The U.S. private credit market is experiencing increased stress, with unrealised losses at business development companies (BDCs) worsening in the first quarter of 2026. According to regulatory filings
and data reviewed by Reuters, aggregate unrealised losses reached 2.35% of net asset value, marking the steepest quarterly decline since mid-2022. This trend highlights growing pressure on sponsor-backed lending portfolios as higher interest rates, weaker exit conditions, and refinancing challenges weigh on leveraged borrowers. Additionally, payment-in-kind (PIK) income remains elevated, indicating liquidity stress among borrowers. Total identifiable PIK income across the sector was estimated at about $477 million in the quarter.
Why It's Important?
The increased stress in the private credit market is significant as it reflects broader economic challenges, including higher borrowing costs and tighter refinancing markets. These conditions could lead to liquidity pressures and potential defaults, particularly in sectors exposed to software and AI. The reliance on PIK structures, which allow companies to defer cash interest, could exacerbate these pressures if cash earnings are insufficient to sustain dividend payments.
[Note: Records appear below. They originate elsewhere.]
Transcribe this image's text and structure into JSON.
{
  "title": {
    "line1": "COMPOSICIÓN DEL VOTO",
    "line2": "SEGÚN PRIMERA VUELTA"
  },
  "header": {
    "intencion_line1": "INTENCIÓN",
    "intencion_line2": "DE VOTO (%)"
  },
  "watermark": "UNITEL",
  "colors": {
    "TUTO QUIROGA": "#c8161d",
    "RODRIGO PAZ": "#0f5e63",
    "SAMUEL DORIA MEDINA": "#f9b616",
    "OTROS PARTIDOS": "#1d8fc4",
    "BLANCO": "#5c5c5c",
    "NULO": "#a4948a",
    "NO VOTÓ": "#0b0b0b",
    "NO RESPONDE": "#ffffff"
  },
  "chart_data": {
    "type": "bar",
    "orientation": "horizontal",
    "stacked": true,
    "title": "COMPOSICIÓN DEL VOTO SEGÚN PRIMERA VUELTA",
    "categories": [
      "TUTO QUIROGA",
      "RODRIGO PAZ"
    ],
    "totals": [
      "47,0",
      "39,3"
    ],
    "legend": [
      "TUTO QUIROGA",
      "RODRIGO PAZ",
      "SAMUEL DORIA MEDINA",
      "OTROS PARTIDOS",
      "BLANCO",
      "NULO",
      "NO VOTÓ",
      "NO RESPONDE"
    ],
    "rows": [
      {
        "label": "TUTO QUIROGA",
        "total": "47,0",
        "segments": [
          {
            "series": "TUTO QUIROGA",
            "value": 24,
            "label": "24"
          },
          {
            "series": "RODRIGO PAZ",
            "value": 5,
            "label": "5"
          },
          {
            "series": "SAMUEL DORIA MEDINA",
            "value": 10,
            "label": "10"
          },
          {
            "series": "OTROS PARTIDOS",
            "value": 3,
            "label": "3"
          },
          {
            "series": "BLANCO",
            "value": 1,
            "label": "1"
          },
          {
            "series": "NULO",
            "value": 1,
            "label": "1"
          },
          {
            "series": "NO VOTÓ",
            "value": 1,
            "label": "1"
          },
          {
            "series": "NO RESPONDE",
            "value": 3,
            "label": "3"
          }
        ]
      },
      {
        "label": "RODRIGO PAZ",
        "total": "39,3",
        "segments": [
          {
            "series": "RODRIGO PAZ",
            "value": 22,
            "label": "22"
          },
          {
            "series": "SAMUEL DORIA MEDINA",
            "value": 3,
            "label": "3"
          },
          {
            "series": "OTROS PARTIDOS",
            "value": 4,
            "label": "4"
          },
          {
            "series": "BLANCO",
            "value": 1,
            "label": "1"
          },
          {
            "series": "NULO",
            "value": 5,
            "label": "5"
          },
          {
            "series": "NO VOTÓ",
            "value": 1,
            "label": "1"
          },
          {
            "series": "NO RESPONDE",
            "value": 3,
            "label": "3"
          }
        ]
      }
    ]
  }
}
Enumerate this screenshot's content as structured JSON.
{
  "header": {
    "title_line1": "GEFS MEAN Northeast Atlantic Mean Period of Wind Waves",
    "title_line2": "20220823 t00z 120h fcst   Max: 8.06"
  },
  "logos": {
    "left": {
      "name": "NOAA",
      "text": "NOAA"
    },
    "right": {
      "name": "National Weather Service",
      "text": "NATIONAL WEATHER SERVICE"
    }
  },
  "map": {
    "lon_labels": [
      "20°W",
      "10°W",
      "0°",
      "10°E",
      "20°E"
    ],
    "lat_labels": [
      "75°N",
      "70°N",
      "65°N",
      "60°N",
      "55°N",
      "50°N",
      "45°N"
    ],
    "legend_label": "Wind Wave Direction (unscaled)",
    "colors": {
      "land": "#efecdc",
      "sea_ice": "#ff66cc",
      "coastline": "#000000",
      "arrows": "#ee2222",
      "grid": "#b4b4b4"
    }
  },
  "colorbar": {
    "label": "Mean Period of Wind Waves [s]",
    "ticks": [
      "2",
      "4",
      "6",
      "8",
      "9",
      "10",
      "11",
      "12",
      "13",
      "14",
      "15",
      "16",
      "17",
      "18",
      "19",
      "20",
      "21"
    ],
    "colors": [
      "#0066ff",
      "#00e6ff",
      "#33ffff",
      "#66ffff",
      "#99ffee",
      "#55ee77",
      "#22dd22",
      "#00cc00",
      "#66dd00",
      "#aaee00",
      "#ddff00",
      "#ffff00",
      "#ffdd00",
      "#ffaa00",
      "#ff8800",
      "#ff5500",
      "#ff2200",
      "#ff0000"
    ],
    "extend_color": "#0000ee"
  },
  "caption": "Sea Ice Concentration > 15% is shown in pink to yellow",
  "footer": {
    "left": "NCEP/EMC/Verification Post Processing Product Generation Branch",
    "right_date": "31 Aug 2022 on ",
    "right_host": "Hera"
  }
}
This situation poses risks to investors and could impact the stability of the financial system if not addressed.
What's Next?
Analysts suggest that the current environment may represent the early stages of a broader credit cycle. As borrowing costs continue to rise and refinancing markets remain tight, the pressure on highly leveraged deals is expected to increase. Credit rating agencies have warned that the reliance on deferrable interest structures could create liquidity pressure, potentially leading to more significant credit impairments in the future.